Durante anos, viveram sob a ameaça de perderem as casas na Praia de Faro e a maioria convenceu-se de que não aconteceria. Agora, há 116 construções consideradas ilegais na ilha para irem abaixo em 2015, mas muitos proprietários recusam sair.

Augusta Pudim é o rosto da desolação quando fala do que aí vem, quase dez anos após a aprovação do plano de demolições na Ria Formosa.

Tal como outra centena de pessoas com casas de segunda habitação ou anexos nos núcleos piscatórios da Praia de Faro, recebeu a última carta do programa Polis Ria Formosa, que intima os proprietários a desocuparem as casas até 05 de janeiro, mais um mês do que a data prevista inicialmente.

"A mágoa é muita. É uma vida de trabalho e uma vida de tudo, estão a querer tirar-me isso, a mim e aos meus", diz à Lusa a mariscadora, de 59 anos, que passa a maior parte do ano na casa que tem na zona nascente da ilha, de onde só sai "no rigor do inverno" e de onde promete não retirar "coisíssima nenhuma".

Apesar de não usar a casa como apoio à atividade profissional, como Augusta, José Teixeira, com casa de férias comprada por 30 mil euros, há 15 anos, na zona poente - a mais afetada, com 73 construções sinalizadas -, também se recusa a retirar os bens e acusa a sociedade Polis de agir de forma abusiva.

"Esta operação não tem base sustentável de legalidade absoluta porque devia ter sido decidida em Assembleia Municipal e não foi", refere, defendendo que se o Estado quer avançar com as demolições deve indemnizar as pessoas, porque foi "esse mesmo Estado" que permitiu que os proprietários tivessem água, eletricidade e pagassem impostos à autarquia.

José Teixeira integra um grupo de 40 proprietários, dos extremos poente e nascente, que estão a preparar uma ação judicial para tentar travar o processo e impedir a posse administrativa das edificações, marcada para 07 de janeiro, entre as 10:00 e as 17:00.

Contudo, segundo a carta enviada pela sociedade Polis Litoral Ria Formosa a 18 de novembro, a que a Lusa teve acesso, se terminar o prazo fixado sem que a decisão tenha sido "voluntariamente acatada" pelos proprietários, os custos da demolição "correrão por conta do interessado".

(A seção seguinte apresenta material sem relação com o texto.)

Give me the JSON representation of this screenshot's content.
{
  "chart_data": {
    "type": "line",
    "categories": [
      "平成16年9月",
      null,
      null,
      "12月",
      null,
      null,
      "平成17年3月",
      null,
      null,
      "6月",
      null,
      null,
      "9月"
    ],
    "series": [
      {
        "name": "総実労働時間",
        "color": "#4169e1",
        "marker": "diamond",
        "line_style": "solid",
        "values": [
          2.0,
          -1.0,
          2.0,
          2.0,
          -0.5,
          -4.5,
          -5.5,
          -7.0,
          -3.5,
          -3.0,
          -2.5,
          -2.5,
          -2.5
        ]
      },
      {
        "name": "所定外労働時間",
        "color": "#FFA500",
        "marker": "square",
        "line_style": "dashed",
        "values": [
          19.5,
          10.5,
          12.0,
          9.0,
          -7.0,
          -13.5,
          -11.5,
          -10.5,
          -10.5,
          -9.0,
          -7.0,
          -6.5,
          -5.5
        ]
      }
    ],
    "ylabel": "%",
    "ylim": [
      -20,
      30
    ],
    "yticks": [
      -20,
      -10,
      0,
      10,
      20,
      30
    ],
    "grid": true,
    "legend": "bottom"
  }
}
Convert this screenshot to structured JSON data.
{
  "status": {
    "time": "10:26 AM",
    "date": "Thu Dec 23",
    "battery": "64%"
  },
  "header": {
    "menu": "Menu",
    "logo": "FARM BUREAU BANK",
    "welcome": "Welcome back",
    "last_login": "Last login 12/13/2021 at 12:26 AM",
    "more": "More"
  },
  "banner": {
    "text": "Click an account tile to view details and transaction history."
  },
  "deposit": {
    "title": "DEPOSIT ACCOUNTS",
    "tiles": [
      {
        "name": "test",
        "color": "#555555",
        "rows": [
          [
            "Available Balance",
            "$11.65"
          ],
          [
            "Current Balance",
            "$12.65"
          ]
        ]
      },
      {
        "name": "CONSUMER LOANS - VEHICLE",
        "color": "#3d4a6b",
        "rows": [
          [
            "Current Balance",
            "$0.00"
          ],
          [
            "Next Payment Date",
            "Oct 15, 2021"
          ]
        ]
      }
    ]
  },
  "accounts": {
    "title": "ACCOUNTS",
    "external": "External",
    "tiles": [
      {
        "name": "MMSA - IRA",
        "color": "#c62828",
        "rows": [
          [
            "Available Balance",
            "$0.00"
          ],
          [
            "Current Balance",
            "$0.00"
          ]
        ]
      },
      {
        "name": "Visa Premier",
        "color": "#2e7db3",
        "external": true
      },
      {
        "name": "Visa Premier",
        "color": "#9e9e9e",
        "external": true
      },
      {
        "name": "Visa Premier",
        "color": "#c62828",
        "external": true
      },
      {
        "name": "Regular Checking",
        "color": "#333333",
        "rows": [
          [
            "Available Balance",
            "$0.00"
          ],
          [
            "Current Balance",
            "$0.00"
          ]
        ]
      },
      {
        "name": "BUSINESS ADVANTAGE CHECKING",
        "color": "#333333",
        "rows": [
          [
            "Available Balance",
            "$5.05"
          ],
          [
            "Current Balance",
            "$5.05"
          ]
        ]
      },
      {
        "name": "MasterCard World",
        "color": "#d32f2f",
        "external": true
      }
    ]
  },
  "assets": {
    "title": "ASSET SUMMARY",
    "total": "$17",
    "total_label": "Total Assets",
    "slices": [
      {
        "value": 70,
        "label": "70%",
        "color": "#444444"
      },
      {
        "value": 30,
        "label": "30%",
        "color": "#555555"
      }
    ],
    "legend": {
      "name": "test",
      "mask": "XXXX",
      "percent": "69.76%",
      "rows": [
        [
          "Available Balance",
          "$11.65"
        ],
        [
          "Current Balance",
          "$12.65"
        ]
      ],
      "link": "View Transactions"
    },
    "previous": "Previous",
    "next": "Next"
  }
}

Numa primeira fase, a Polis prevê demolir 800 construções ilegais nos ilhotes e ilhas-barreira da Ria Formosa, entre casas de segunda habitação e anexos de apoio à pesca. Numa segunda fase, serão as casas de primeira habitação na Praia de Faro a ir abaixo, mas só com realojamento garantido.

De fora ficam, por enquanto, as casas situadas na faixa central, território desafetado do Domínio Público Marítimo e concessionado à autarquia.

Para José Teixeira, é "uma grande injustiça" manter umas casas e derrubar outras, até porque quando o mar galga de um lado ao outro da ilha é sobretudo na zona central e não nos extremos. A fragilidade do cordão dunar, acrescenta, foi acelerada pela construção do molhe da marina de Vilamoura, que dificulta a passagem natural de areias.

João Barreto, reformado emigrado em França que comprou casa a um pescador há 32 anos, na zona poente, também se recusa a retirar os bens e pretende lutar até ao fim contra as demolições, até porque, refere, os critérios não estão bem fundamentados e há "erros grosseiros" na avaliação dos casos.

Há 13 anos a viver na área nascente, Carlos Estêvão, pescador profissional e mariscador, diz mesmo que não tem para onde ir, porque aquela é a casa onde vive.

"Não vou retirar nada, tenho tudo aí. Não tiro nada, nada. Eles têm que ter uma solução para resolver o meu problema", desabafa, acrescentando que a sua casa foi considerada como segunda habitação pelo facto de a mulher ter outra casa, em Faro, onde vive o filho do casal.

Em declarações à Lusa, o presidente da Câmara de Faro, Rogério Bacalhau, lembra que sobretudo a zona poente é uma zona "de grande risco", onde nos últimos anos o mar já levou quatro casas, apesar de compreender que a ligação afetiva àquelas zonas faz com que seja mais difícil aceitar a decisão.

"Até ao momento, todas as situações podem ser revistas. Apelo àquelas pessoas que achem que os critérios não estão a ser cumpridos para que reclamem mais uma vez", concluiu.